Executive summary: The authors argue that AI systems should sometimes act as “good citizens” by proactively taking uncontroversial, context-sensitive prosocial actions beyond user instructions, and that this can yield large societal benefits without significantly increasing takeover risk if carefully designed.
Key points:
The authors argue that AI should not be purely corrigible or instruction-following but should sometimes proactively take actions that benefit people beyond the user.
They define “proactive prosocial drives” as behaviors that help others (not just the user) and involve active intervention rather than merely refusing harmful requests.

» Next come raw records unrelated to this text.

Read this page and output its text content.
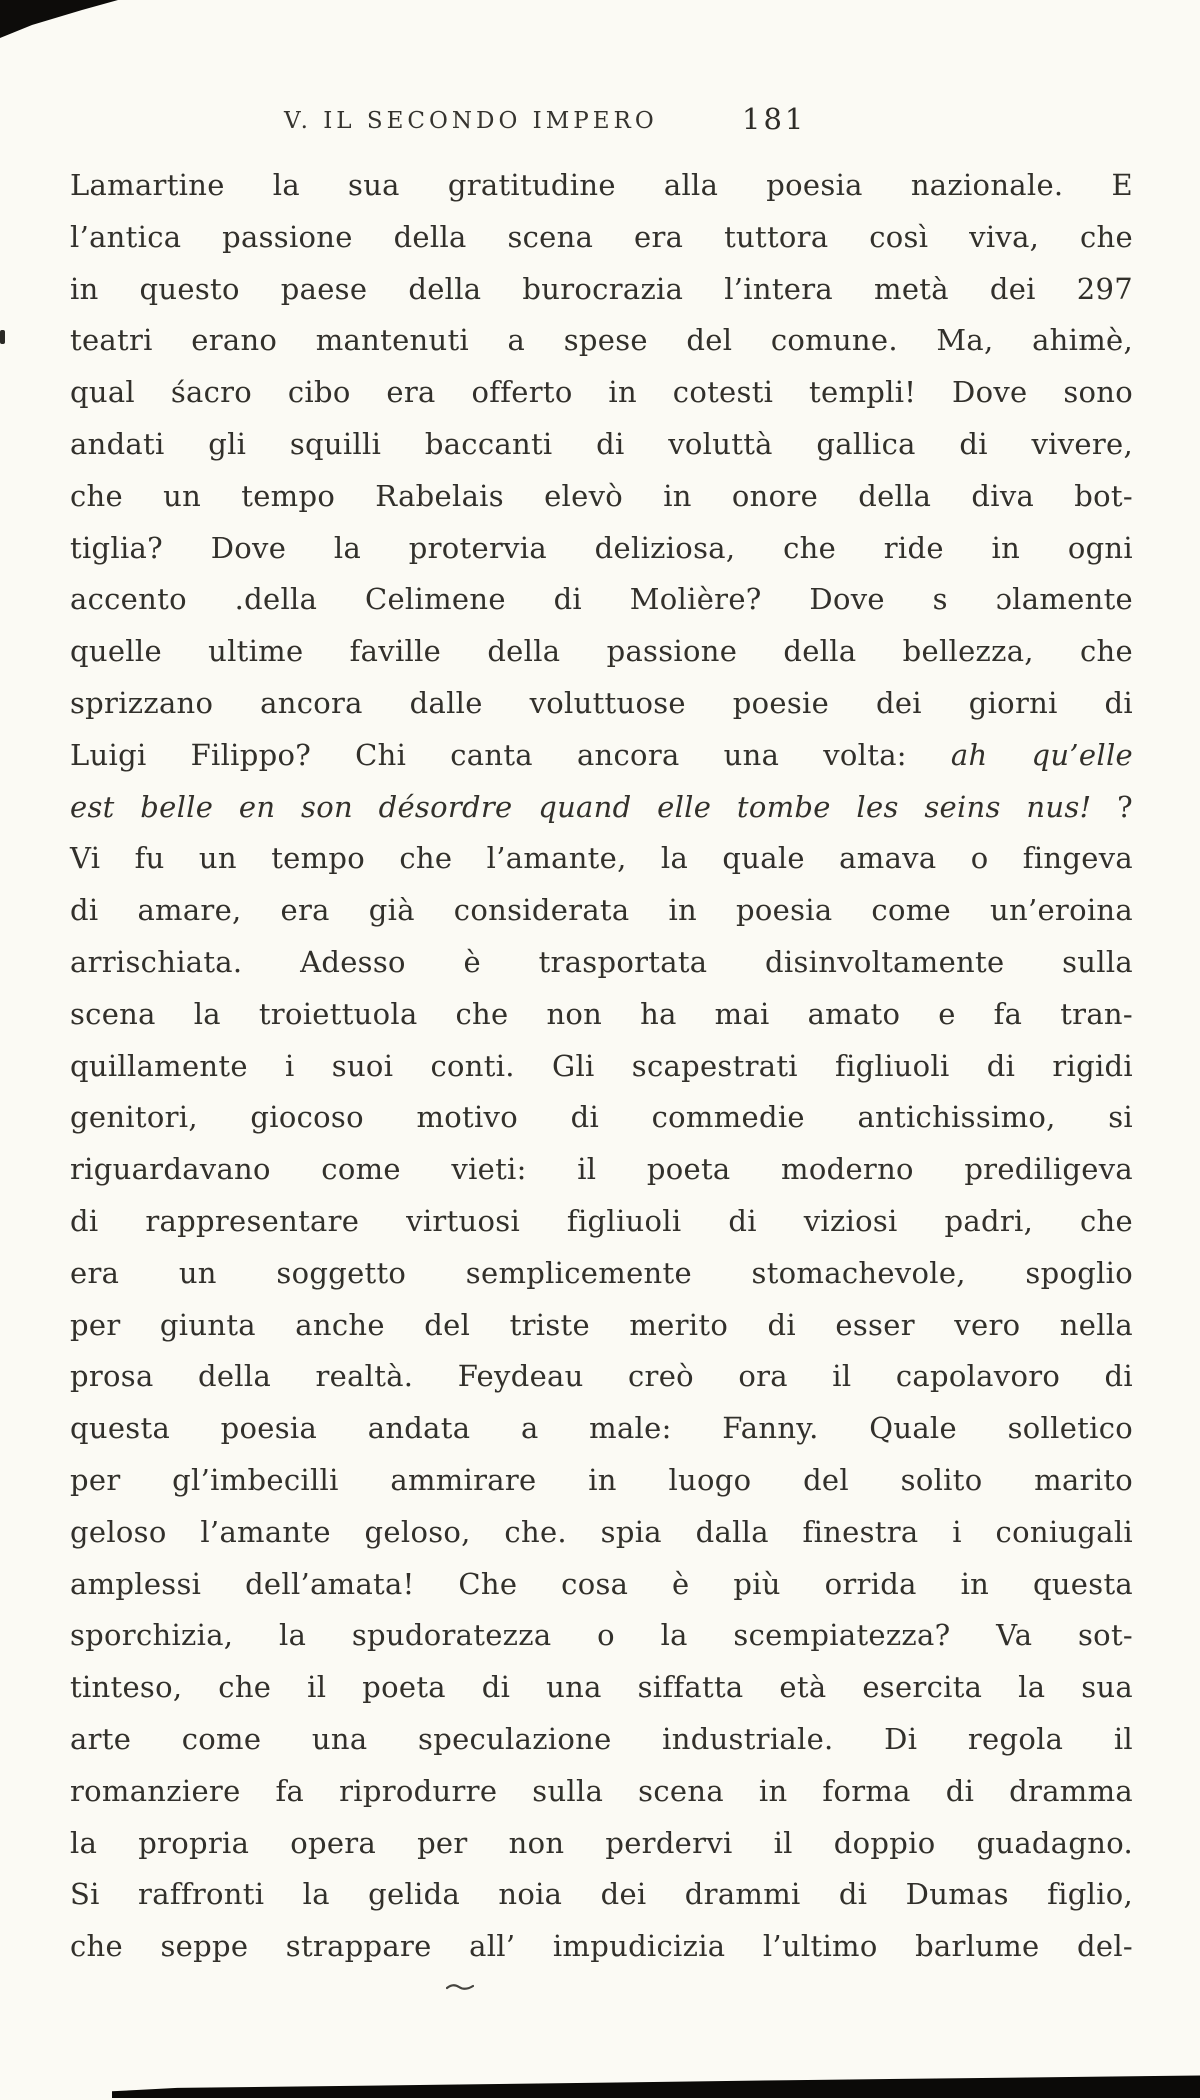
V. IL SECONDO IMPERO	181
Lamartine la sua gratitudine alla poesia nazionale. E
l’antica passione della scena era tuttora così viva, che
in questo paese della burocrazia l’intera metà dei 297
teatri erano mantenuti a spese del comune. Ma, ahimè,
qual śacro cibo era offerto in cotesti templi! Dove sono
andati gli squilli baccanti di voluttà gallica di vivere,
che un tempo Rabelais elevò in onore della diva bot-
tiglia? Dove la protervia deliziosa, che ride in ogni
accento .della Celimene di Molière? Dove s ɔlamente
quelle ultime faville della passione della bellezza, che
sprizzano ancora dalle voluttuose poesie dei giorni di
Luigi Filippo? Chi canta ancora una volta: ah qu’elle
est belle en son désordre quand elle tombe les seins nus! ?
Vi fu un tempo che l’amante, la quale amava o fingeva
di amare, era già considerata in poesia come un’eroina
arrischiata. Adesso è trasportata disinvoltamente sulla
scena la troiettuola che non ha mai amato e fa tran-
quillamente i suoi conti. Gli scapestrati figliuoli di rigidi
genitori, giocoso motivo di commedie antichissimo, si
riguardavano come vieti: il poeta moderno prediligeva
di rappresentare virtuosi figliuoli di viziosi padri, che
era un soggetto semplicemente stomachevole, spoglio
per giunta anche del triste merito di esser vero nella
prosa della realtà. Feydeau creò ora il capolavoro di
questa poesia andata a male: Fanny. Quale solletico
per gl’imbecilli ammirare in luogo del solito marito
geloso l’amante geloso, che. spia dalla finestra i coniugali
amplessi dell’amata! Che cosa è più orrida in questa
sporchizia, la spudoratezza o la scempiatezza? Va sot-
tinteso, che il poeta di una siffatta età esercita la sua
arte come una speculazione industriale. Di regola il
romanziere fa riprodurre sulla scena in forma di dramma
la propria opera per non perdervi il doppio guadagno.
Si raffronti la gelida noia dei drammi di Dumas figlio,
che seppe strappare all’ impudicizia l’ultimo barlume del-
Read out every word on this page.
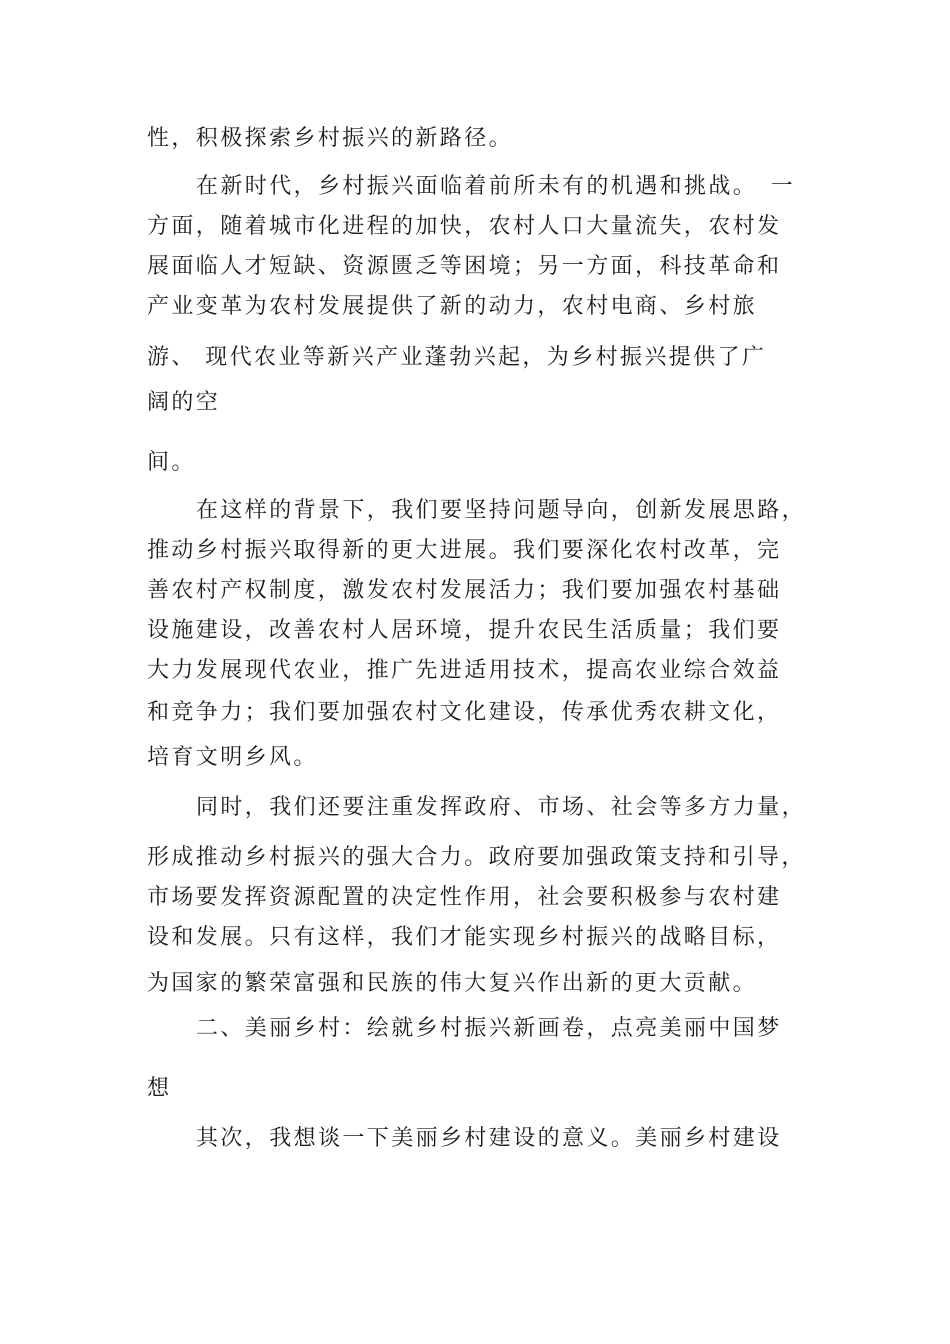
性，积极探索乡村振兴的新路径。
在新时代，乡村振兴面临着前所未有的机遇和挑战。　一
方面，随着城市化进程的加快，农村人口大量流失，农村发
展面临人才短缺、资源匮乏等困境；另一方面，科技革命和
产业变革为农村发展提供了新的动力，农村电商、乡村旅
游、 现代农业等新兴产业蓬勃兴起，为乡村振兴提供了广
阔的空
间。
在这样的背景下，我们要坚持问题导向，创新发展思路，
推动乡村振兴取得新的更大进展。我们要深化农村改革，完
善农村产权制度，激发农村发展活力；我们要加强农村基础
设施建设，改善农村人居环境，提升农民生活质量；我们要
大力发展现代农业，推广先进适用技术，提高农业综合效益
和竞争力；我们要加强农村文化建设，传承优秀农耕文化，
培育文明乡风。
同时，我们还要注重发挥政府、市场、社会等多方力量，
形成推动乡村振兴的强大合力。政府要加强政策支持和引导，
市场要发挥资源配置的决定性作用，社会要积极参与农村建
设和发展。只有这样，我们才能实现乡村振兴的战略目标，
为国家的繁荣富强和民族的伟大复兴作出新的更大贡献。
二、美丽乡村：绘就乡村振兴新画卷，点亮美丽中国梦
想
其次，我想谈一下美丽乡村建设的意义。美丽乡村建设
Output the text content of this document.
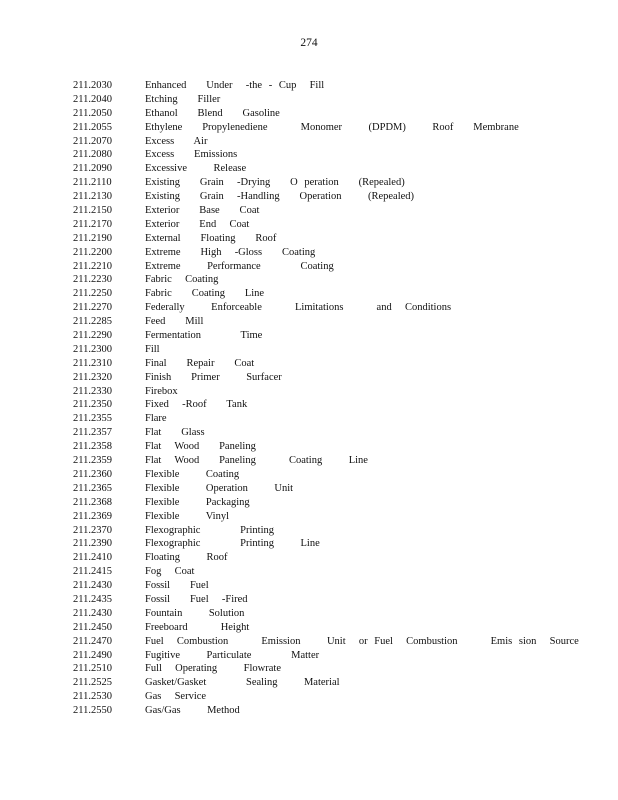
274
211.2030	Enhanced   Under  -the - Cup  Fill
211.2040	Etching   Filler
211.2050	Ethanol   Blend   Gasoline
211.2055	Ethylene   Propylenediene     Monomer    (DPDM)    Roof   Membrane
211.2070	Excess   Air
211.2080	Excess   Emissions
211.2090	Excessive    Release
211.2110	Existing   Grain  -Drying   O peration   (Repealed)
211.2130	Existing   Grain  -Handling   Operation    (Repealed)
211.2150	Exterior   Base   Coat
211.2170	Exterior   End  Coat
211.2190	External   Floating   Roof
211.2200	Extreme   High  -Gloss   Coating
211.2210	Extreme    Performance      Coating
211.2230	Fabric  Coating
211.2250	Fabric   Coating   Line
211.2270	Federally    Enforceable     Limitations     and  Conditions
211.2285	Feed   Mill
211.2290	Fermentation      Time
211.2300	Fill
211.2310	Final   Repair   Coat
211.2320	Finish   Primer    Surfacer
211.2330	Firebox
211.2350	Fixed  -Roof   Tank
211.2355	Flare
211.2357	Flat   Glass
211.2358	Flat  Wood   Paneling
211.2359	Flat  Wood   Paneling     Coating    Line
211.2360	Flexible    Coating
211.2365	Flexible    Operation    Unit
211.2368	Flexible    Packaging
211.2369	Flexible    Vinyl
211.2370	Flexographic      Printing
211.2390	Flexographic      Printing    Line
211.2410	Floating    Roof
211.2415	Fog  Coat
211.2430	Fossil   Fuel
211.2435	Fossil   Fuel  -Fired
211.2430	Fountain    Solution
211.2450	Freeboard     Height
211.2470	Fuel  Combustion     Emission    Unit  or Fuel  Combustion     Emis sion  Source
211.2490	Fugitive    Particulate      Matter
211.2510	Full  Operating    Flowrate
211.2525	Gasket/Gasket      Sealing    Material
211.2530	Gas  Service
211.2550	Gas/Gas    Method
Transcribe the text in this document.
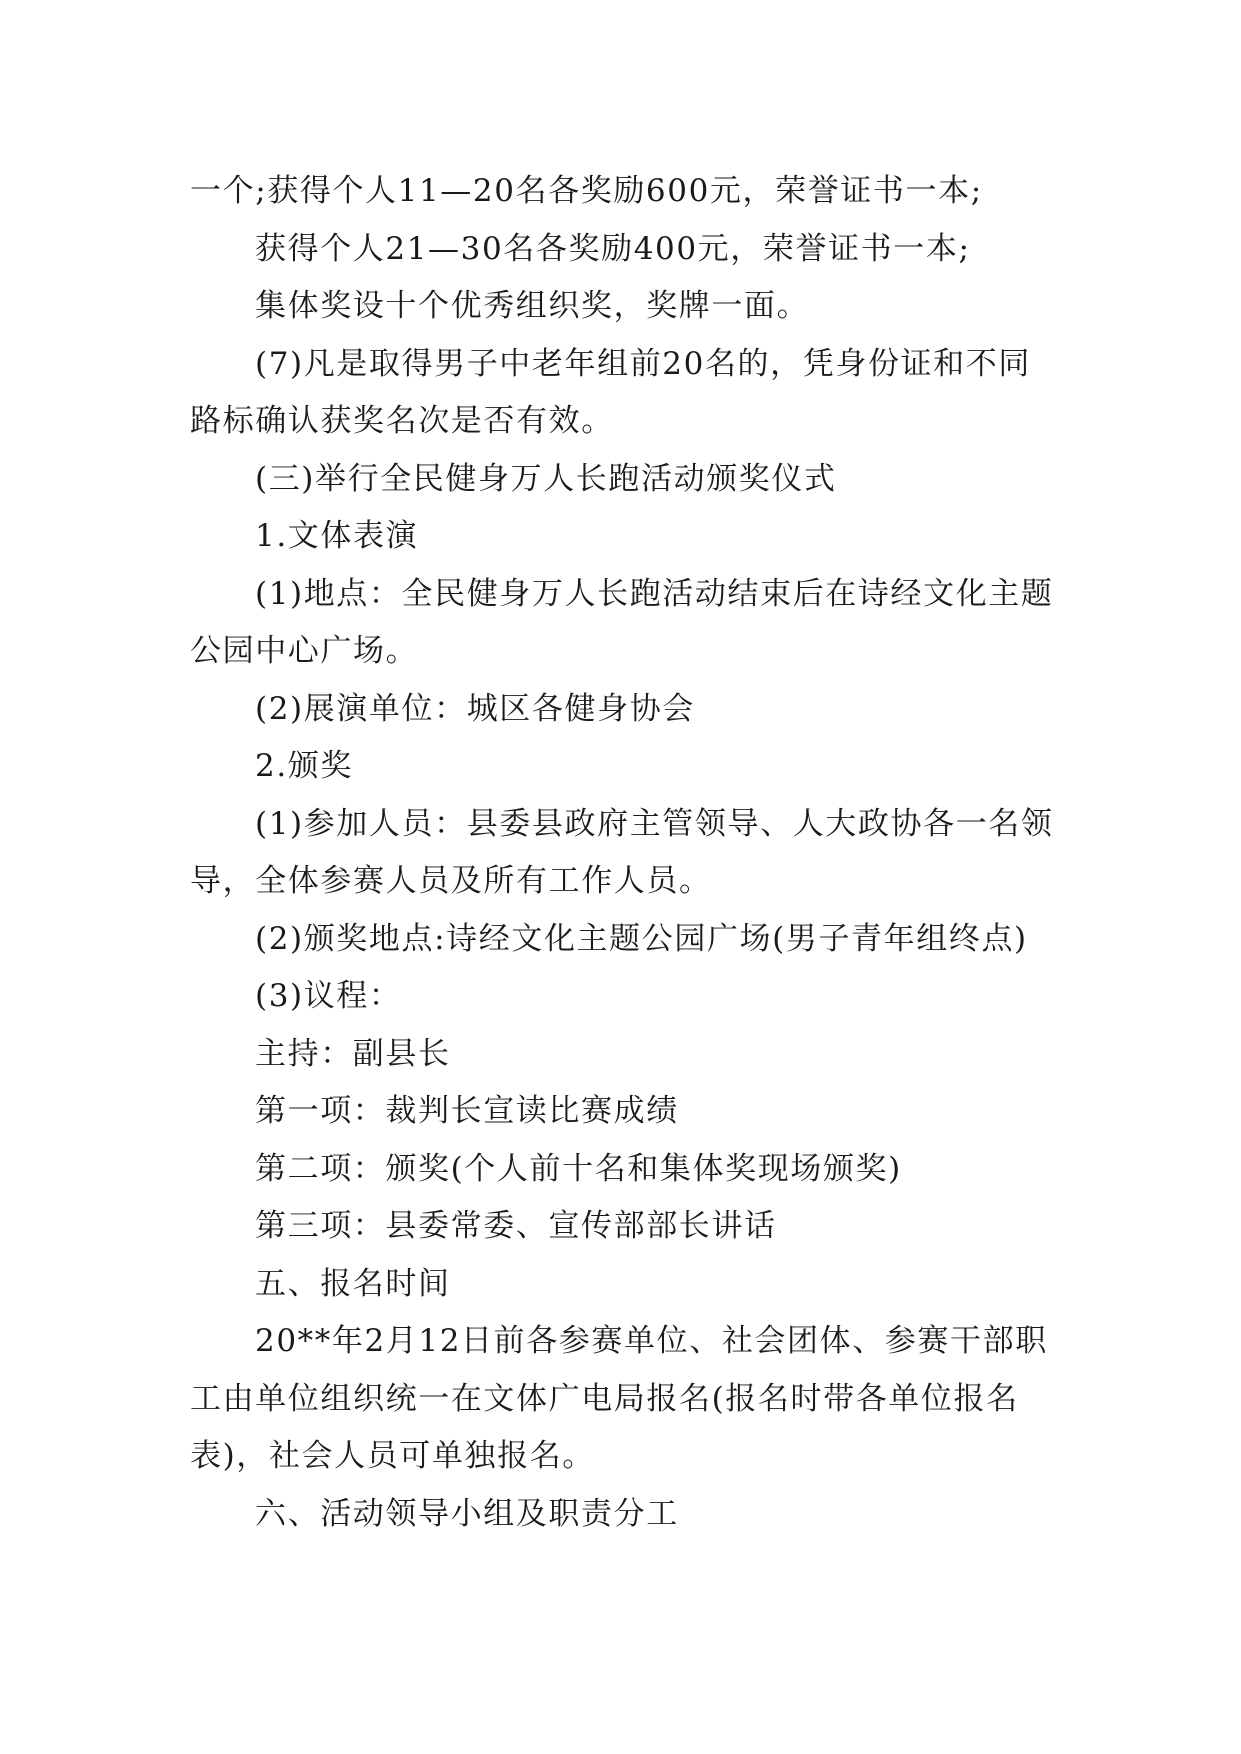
一个;获得个人11—20名各奖励600元，荣誉证书一本;

获得个人21—30名各奖励400元，荣誉证书一本;

集体奖设十个优秀组织奖，奖牌一面。

(7)凡是取得男子中老年组前20名的，凭身份证和不同路标确认获奖名次是否有效。

(三)举行全民健身万人长跑活动颁奖仪式

1.文体表演

(1)地点：全民健身万人长跑活动结束后在诗经文化主题公园中心广场。

(2)展演单位：城区各健身协会

2.颁奖

(1)参加人员：县委县政府主管领导、人大政协各一名领导，全体参赛人员及所有工作人员。

(2)颁奖地点:诗经文化主题公园广场(男子青年组终点)

(3)议程：

主持：副县长

第一项：裁判长宣读比赛成绩

第二项：颁奖(个人前十名和集体奖现场颁奖)

第三项：县委常委、宣传部部长讲话

五、报名时间

20**年2月12日前各参赛单位、社会团体、参赛干部职工由单位组织统一在文体广电局报名(报名时带各单位报名表)，社会人员可单独报名。

六、活动领导小组及职责分工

They claim the cumulative societal impact of such drives could be large as AI becomes more autonomous and embedded in economic and political systems.
They argue that refusals alone are insufficient, since positive impacts often come from proactively identifying and acting on opportunities to improve outcomes.
They suggest additional (weaker) benefits: reducing the risk of a “sociopathic” AI persona and potentially improving performance on alignment research tasks.
They acknowledge the concern that prosocial drives could let companies impose values, and propose limiting drives to uncontroversial actions and ensuring transparency about them.
They argue that prosocial drives need not increase takeover risk if implemented as virtues, rules, or heuristics rather than explicit outcome-optimizing goals.
They propose making these drives context-dependent so they activate only in relevant situations, reducing incentives for coordinated power-seeking.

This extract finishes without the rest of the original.